Sapalah Kami dengan Lembut

Kalau tak bisa merubah, setidaknya kamu masih punya cinta dan doa, dalam setiap khusyukmu

Ya, itu setidaknya!

Kalau hanya menonjolkan diri dan mendaku kebenaran, aku khawatir, orang-orang bukannya simpati, tapi malah antipati padamu. Ya, kalau orang sudah benar, tanpa nasihat pun, dia akan sudah berada di track yang seharusnya. Tanpa kalimat-kalimat baik yang kau sampaikan dengan cara, yang menurutku, tak lembut itu, orang-orang benar memang sudah akan ada pada tracknya. Semacam bebek, tak usah kau ajari pun, dia akan tetap bisa berenang.

Tapi, orang yang mencoba baik, tetiba kau skak-mat dengan ujaranmu yang tak lembut itu, aku khawatir, sungguh khawatir, orang akan semakin antipati pada kita, semua dari kita. Walau engkau bukan representasi dari kita. Tapi, itu yang orang-orang lihat. Engkau bagian dari kita, meski tidak semua kita begitu.

Entah benar entah juga tidak, pernah ada sebuah cerita yang mampir di telinga. Tentang seorang penyanyi ternama yang namanya dulu berkibar pada tahun 90an. Sebut saja nama dia Gombloh. Seorang musisi dari Jawa Timur. Musisi dengan lagu-lagunya yang melegenda pada masanya, bahkan mungkin hingga kini.

Kau tahu apa yang Gombloh lakukan di Doli yang sekarang sudah tutup itu? Tempat yang sekali mendengar orang-orang sudah akan mempersepsi buruk dan memandang sebelah mata. Orang-orang sudah akan menghakimi semua jajaran penghuni daerah itu, tanpa harus repot bertanya dan mencari tahu, karena apa para penghuni itu akhirnya "terdaftar" menjadi warga Doli. Mungkin pendapatmu akan sama, ya karena dia di Doli, maka itu buruk. Titik! Tak perlu kau repot mencari tahu kenapa.

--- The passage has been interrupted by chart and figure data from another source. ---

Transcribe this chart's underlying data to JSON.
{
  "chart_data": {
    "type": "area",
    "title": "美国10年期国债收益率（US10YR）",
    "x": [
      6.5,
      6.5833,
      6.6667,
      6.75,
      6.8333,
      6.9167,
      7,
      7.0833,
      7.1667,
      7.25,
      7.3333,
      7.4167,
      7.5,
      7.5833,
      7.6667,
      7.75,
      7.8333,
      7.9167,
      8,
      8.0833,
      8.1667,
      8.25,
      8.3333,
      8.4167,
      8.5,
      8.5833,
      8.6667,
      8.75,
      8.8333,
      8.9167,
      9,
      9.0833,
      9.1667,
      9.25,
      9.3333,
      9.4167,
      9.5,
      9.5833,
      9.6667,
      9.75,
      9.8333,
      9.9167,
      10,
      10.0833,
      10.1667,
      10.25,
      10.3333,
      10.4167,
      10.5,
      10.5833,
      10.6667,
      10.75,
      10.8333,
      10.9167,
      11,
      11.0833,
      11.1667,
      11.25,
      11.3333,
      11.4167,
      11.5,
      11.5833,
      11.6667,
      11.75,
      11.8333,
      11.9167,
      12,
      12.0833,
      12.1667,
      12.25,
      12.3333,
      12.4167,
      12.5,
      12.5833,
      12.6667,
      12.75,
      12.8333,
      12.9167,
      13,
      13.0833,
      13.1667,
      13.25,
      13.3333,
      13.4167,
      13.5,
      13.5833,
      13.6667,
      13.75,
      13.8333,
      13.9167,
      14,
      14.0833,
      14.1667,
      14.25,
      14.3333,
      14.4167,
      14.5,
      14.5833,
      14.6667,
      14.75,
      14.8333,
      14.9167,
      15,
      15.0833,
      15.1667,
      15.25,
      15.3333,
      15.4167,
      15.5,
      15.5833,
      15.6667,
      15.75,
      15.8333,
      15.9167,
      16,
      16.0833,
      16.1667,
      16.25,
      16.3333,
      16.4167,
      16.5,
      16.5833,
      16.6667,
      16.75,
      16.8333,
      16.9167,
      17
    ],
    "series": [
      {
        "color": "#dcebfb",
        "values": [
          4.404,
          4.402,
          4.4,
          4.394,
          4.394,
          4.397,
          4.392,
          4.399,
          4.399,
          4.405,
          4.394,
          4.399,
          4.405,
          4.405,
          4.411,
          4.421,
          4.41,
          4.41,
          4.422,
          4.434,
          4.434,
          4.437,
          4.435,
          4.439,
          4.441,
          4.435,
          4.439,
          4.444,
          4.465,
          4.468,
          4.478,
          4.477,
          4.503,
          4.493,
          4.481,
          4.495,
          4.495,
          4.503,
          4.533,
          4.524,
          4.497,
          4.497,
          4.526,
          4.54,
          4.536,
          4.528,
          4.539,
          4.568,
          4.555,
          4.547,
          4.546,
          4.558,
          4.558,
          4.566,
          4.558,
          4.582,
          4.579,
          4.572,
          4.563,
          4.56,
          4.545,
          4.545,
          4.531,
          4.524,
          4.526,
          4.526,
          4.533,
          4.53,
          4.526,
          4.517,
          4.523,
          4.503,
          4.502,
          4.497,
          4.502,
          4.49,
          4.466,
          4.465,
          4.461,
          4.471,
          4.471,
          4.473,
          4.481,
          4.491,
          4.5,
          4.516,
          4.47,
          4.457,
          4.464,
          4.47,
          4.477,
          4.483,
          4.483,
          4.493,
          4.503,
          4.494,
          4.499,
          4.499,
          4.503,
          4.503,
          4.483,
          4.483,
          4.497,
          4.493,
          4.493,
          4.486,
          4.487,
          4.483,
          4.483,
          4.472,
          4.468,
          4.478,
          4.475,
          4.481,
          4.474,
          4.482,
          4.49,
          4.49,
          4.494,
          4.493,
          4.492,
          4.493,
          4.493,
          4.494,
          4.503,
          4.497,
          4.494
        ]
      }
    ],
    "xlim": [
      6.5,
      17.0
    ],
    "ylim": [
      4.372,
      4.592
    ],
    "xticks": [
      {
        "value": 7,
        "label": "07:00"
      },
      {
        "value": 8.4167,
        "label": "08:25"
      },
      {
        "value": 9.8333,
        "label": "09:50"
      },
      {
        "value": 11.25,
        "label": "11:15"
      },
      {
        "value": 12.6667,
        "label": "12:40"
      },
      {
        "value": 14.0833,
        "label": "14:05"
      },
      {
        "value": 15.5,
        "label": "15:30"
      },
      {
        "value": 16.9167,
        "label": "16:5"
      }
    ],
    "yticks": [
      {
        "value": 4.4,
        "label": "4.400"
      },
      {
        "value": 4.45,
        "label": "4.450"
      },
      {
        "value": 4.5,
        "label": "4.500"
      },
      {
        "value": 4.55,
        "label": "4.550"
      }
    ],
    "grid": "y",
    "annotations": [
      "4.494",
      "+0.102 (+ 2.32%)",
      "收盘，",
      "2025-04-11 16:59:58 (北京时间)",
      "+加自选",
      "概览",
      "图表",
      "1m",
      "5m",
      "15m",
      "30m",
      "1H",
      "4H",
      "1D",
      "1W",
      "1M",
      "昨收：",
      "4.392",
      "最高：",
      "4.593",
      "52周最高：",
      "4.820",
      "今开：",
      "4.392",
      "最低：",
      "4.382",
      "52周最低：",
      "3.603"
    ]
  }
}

Jadi, Gombloh yang penyanyi itu, konon dari yang aku pernah dengar, setiap habis dapat uang dari nyanyi, dia belikan kutang dan dia lempar ke pintu-pintu penghuni Doli. Mungkin sambil melempar itu ke pintu-pintu, disambil nyanyi-nyanyi, menghibur warga Doli. Tapi, mungkin juga tidak sambil nyanyi.

Gombloh tidak punya persepsi buruk tentang warga penghuni Doli, selain cinta dan doa. Mungkin benar, yang dilakukan warga penghuni Doli memang tak baik. Tapi ada sebab dari semua itu. Mungkin karena nasi yang dicuri, mungkin karena pekerjaan yang ditelikung, mungkin juga karena pendidikan yang dilarang untuk warga miskin.

Gombloh tidak punya cukup daya untuk memperbaiki itu semua. Tapi Gombloh, punya banyak cinta dan doa, dalam setiap khusyuknya. Dia punya banyak cinta dan doa, untuk sedikit meringankan beban mereka, tanpa harus latah turut menghujat.

Kuharap kau pun begitu. Lembutmu mendahului prsangakamu. Jangan terburu mengangkat telunjuk, menunjuk-nunjuk. Perbanyak peluk, dengarkan dengan hati yang terketuk. Mereka butuh diperhatikan, didengar. Bukan dihujat. Tentu saja mereka, tentu saja kami, tentu saja aku, sudah muak dihujat. Sapalah, tanyalah, karena kami rindu itu. Ajaklah kami bicara.